Cassie felt something inside her tighten. It wasn’t that she was attracted to him, exactly, but . . . she couldn’t help feeling a slight inner tremor when she looked up at him. He was so handsome, and the coldness that surrounded him like a thin layer of dark ice seemed only to enhance his looks. He’d stood back and observed the entire ceremony tonight with such detachment, as if none of it affected him one way or another.
Even his embrace was noncommittal. Sexless. As if he were merely going through the motions while thinking of something else. His arms were strong, though—well, of course, thought Cassie. Any guy who had an—arrangement—with Faye would have to be strong.
Suzan smelled of perfume, and when she kissed Cassie’s cheek, Cassie felt sure she left a smudge of cherry-colored lipstick. Hugging her was like hugging a scented pillow.
Finally, Faye came. Her heavy-lidded eyes were gleaming enigmatically, as if she were aware of Cassie’s discomfiture and enjoying it. All Cassie was aware of was Faye’s height and how much she herself wanted to run. She had a panicked conviction that Faye was going to do something awful. . . .

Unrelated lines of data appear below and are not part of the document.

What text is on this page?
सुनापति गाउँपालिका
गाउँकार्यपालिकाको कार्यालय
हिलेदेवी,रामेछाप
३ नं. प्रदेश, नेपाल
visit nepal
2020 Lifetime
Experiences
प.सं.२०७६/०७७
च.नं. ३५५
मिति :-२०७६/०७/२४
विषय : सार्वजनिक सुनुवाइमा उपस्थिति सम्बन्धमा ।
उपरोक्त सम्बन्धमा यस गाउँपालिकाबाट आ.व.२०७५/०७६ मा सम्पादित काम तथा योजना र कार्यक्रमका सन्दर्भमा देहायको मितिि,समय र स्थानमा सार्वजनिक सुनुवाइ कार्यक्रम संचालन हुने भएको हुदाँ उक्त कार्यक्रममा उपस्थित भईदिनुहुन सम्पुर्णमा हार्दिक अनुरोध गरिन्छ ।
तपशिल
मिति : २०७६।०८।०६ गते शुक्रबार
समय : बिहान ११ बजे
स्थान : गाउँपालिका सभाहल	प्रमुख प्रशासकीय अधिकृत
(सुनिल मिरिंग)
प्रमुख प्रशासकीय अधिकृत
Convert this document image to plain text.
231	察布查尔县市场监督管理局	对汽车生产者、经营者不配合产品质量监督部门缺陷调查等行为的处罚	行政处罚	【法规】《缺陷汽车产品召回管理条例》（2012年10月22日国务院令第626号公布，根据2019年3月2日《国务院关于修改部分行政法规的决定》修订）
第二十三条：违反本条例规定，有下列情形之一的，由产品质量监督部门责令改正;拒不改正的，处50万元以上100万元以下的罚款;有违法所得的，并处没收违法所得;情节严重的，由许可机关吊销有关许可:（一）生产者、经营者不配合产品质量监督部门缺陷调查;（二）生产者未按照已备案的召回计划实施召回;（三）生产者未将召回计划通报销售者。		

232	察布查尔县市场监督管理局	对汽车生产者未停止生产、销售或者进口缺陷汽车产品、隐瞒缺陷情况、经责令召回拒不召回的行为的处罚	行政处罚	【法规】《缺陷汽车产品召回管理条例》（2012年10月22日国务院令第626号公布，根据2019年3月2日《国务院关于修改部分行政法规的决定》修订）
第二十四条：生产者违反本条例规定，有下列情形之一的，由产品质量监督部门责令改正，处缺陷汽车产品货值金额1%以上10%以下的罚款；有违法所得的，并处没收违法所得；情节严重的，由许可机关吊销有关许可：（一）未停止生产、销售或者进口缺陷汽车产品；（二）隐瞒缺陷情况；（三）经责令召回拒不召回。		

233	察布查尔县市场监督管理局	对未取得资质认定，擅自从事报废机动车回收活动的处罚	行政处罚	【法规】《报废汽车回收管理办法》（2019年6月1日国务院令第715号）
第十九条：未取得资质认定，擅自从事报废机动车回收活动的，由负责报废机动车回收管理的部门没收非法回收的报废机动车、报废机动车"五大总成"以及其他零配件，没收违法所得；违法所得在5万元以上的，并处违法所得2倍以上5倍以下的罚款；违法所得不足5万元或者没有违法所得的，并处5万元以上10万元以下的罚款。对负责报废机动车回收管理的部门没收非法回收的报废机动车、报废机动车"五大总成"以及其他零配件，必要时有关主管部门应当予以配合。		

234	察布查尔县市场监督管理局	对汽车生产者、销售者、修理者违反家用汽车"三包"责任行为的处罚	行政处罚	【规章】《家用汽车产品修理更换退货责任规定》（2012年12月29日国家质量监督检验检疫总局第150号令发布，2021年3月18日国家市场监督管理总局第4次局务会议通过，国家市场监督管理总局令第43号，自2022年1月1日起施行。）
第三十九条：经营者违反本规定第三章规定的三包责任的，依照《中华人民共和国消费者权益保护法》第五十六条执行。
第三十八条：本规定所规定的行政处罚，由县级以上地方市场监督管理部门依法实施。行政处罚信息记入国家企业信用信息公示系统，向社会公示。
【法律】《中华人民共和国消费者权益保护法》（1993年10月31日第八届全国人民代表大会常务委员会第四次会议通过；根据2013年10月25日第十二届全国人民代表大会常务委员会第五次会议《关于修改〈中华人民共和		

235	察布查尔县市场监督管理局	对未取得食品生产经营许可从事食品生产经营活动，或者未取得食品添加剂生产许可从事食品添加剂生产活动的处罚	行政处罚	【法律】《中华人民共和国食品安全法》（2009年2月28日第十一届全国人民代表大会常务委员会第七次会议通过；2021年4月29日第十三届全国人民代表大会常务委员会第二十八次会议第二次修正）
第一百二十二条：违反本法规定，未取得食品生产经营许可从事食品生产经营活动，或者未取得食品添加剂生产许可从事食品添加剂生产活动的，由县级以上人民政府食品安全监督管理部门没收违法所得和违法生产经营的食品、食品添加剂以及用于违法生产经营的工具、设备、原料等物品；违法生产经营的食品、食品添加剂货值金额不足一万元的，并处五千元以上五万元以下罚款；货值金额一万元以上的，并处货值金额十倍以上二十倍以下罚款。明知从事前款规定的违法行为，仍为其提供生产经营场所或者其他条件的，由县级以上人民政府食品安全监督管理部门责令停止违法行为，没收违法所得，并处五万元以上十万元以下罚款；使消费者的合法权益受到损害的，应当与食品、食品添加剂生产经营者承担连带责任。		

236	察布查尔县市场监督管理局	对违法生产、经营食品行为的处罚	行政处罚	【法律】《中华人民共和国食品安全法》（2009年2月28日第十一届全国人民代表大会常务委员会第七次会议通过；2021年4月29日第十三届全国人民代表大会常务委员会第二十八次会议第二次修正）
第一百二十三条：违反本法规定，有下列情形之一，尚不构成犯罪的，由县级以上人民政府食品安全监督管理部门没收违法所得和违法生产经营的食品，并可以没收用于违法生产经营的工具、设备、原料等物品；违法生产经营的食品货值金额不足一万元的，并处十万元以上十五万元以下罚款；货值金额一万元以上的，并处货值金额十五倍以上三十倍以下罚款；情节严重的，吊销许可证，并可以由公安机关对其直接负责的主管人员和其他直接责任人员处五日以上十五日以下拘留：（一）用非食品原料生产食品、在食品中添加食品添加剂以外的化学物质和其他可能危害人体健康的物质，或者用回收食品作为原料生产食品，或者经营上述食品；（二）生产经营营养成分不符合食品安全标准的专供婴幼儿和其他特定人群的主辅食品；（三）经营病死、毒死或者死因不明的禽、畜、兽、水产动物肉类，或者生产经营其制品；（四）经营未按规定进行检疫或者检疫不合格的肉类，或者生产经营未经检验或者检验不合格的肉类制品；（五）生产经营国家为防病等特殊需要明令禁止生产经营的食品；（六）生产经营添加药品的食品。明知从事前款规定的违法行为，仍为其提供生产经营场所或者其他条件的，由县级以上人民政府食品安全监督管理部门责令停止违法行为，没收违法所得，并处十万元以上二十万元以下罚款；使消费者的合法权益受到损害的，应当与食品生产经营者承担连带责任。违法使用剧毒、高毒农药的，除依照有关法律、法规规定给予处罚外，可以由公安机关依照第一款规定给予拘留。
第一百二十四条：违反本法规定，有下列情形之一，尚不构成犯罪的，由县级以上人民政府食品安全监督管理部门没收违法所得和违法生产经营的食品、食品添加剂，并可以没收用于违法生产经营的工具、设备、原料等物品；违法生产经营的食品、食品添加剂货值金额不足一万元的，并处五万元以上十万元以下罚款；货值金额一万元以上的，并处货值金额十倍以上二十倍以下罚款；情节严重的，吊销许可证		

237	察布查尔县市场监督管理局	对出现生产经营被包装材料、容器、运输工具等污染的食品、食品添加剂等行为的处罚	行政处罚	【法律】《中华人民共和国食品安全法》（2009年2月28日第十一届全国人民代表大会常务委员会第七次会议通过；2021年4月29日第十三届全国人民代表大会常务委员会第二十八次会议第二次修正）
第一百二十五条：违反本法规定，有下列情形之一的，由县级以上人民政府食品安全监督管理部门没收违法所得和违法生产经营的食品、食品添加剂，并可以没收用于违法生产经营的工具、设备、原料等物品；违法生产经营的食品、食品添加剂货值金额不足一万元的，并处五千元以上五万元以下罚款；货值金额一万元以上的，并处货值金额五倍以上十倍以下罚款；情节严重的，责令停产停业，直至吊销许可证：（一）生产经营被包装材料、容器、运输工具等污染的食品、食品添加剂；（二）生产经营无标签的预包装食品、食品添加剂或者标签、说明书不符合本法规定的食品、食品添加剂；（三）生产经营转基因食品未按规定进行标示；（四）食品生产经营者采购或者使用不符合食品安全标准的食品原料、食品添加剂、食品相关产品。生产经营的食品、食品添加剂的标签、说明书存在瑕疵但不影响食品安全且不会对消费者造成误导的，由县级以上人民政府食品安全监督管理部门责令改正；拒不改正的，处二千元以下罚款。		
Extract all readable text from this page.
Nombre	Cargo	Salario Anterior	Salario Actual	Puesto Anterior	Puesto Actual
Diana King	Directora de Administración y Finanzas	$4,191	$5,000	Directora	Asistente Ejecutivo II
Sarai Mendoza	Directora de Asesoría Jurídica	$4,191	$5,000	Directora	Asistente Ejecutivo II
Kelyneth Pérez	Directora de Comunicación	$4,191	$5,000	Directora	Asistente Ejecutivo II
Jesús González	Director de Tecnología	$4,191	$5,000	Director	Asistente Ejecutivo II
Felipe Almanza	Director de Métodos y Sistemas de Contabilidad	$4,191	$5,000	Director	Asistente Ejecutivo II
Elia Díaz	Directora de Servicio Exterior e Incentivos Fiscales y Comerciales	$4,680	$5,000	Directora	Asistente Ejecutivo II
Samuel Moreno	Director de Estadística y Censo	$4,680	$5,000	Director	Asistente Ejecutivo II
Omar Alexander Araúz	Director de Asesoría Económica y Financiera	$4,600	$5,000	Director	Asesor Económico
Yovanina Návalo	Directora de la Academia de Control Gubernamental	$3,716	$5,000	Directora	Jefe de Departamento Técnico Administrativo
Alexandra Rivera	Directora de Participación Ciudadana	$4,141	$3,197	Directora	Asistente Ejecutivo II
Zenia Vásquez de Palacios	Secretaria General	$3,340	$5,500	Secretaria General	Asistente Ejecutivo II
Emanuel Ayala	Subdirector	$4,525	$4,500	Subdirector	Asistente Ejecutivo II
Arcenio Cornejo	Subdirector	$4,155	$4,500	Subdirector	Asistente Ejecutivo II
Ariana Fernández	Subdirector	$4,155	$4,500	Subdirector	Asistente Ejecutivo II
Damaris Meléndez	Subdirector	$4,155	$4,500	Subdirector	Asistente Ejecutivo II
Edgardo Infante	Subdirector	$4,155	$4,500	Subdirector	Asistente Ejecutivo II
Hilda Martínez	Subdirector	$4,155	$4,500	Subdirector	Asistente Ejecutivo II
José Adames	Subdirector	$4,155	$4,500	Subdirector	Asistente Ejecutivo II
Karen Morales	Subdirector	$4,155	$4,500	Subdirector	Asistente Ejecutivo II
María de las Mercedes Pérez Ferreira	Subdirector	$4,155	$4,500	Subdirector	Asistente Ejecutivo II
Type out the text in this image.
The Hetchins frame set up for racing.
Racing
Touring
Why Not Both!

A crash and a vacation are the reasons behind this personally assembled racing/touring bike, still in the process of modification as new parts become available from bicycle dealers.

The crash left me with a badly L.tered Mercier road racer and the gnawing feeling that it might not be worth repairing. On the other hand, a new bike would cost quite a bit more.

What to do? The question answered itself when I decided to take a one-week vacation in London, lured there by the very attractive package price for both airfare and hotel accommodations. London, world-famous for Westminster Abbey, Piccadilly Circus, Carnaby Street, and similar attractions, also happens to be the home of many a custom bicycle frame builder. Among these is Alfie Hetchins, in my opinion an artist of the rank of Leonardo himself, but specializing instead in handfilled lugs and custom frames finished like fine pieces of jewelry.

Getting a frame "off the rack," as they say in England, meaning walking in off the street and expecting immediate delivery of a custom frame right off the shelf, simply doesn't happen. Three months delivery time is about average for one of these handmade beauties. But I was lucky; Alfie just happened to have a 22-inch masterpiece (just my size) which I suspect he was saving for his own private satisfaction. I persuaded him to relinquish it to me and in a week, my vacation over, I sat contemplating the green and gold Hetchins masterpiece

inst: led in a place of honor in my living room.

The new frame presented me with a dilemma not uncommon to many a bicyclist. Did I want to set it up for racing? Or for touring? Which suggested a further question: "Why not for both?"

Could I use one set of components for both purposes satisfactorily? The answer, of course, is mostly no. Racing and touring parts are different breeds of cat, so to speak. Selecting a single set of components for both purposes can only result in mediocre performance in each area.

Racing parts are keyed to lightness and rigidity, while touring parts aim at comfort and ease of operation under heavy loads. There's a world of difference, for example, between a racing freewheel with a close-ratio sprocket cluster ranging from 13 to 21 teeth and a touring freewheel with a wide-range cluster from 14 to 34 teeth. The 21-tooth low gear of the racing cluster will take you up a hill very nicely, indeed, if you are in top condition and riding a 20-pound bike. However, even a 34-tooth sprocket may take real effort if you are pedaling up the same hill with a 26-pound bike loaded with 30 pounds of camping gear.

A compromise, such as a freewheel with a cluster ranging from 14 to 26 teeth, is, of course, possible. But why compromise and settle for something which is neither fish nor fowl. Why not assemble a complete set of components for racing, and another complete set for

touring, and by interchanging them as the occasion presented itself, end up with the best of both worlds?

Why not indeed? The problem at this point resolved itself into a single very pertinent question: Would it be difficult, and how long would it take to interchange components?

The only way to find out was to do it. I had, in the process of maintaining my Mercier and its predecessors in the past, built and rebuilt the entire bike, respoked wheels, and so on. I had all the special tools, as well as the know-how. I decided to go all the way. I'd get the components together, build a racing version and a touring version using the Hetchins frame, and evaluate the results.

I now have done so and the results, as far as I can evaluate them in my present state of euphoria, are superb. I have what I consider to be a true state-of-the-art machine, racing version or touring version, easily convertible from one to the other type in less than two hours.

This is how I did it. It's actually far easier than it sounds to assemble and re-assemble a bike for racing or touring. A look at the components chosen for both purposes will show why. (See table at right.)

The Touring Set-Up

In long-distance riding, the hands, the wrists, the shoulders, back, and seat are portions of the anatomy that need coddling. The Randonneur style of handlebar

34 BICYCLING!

But Faye simply murmured, as she stepped back, “So the little white mouse is tougher than she looks. I was betting you wouldn’t even last through the ceremony.”
“I’m not sure I did,” Cassie muttered. She desperately wanted to sit down and gather her thoughts. So much had happened so fast . . . but she was in. Even Faye had accepted her. That fact could not be changed.
“All right,” Diana said quietly. “That’s it for the initiation ritual. Normally after this we’d have a party or something, but . . .” She looked at Cassie and lifted her hands. Cassie nodded. Tonight, a party could hardly be less appropriate. “So I think we should formally dispel the Circle, but go on and have a regular meeting. That way we can get Cassie caught up on what she needs to know.”
There were nods around the circle and a collective breath released. Diana picked up a handful of sand and poured it over the line drawn on the beach. The others followed suit, each pouring a handful and smoothing it down so that the circle’s outline was blurred, erased. Then they distributed themselves among the still-lighted candles, some sitting on the sand, others on out-thrusts of rock. Nick remained standing, a cigarette in his mouth.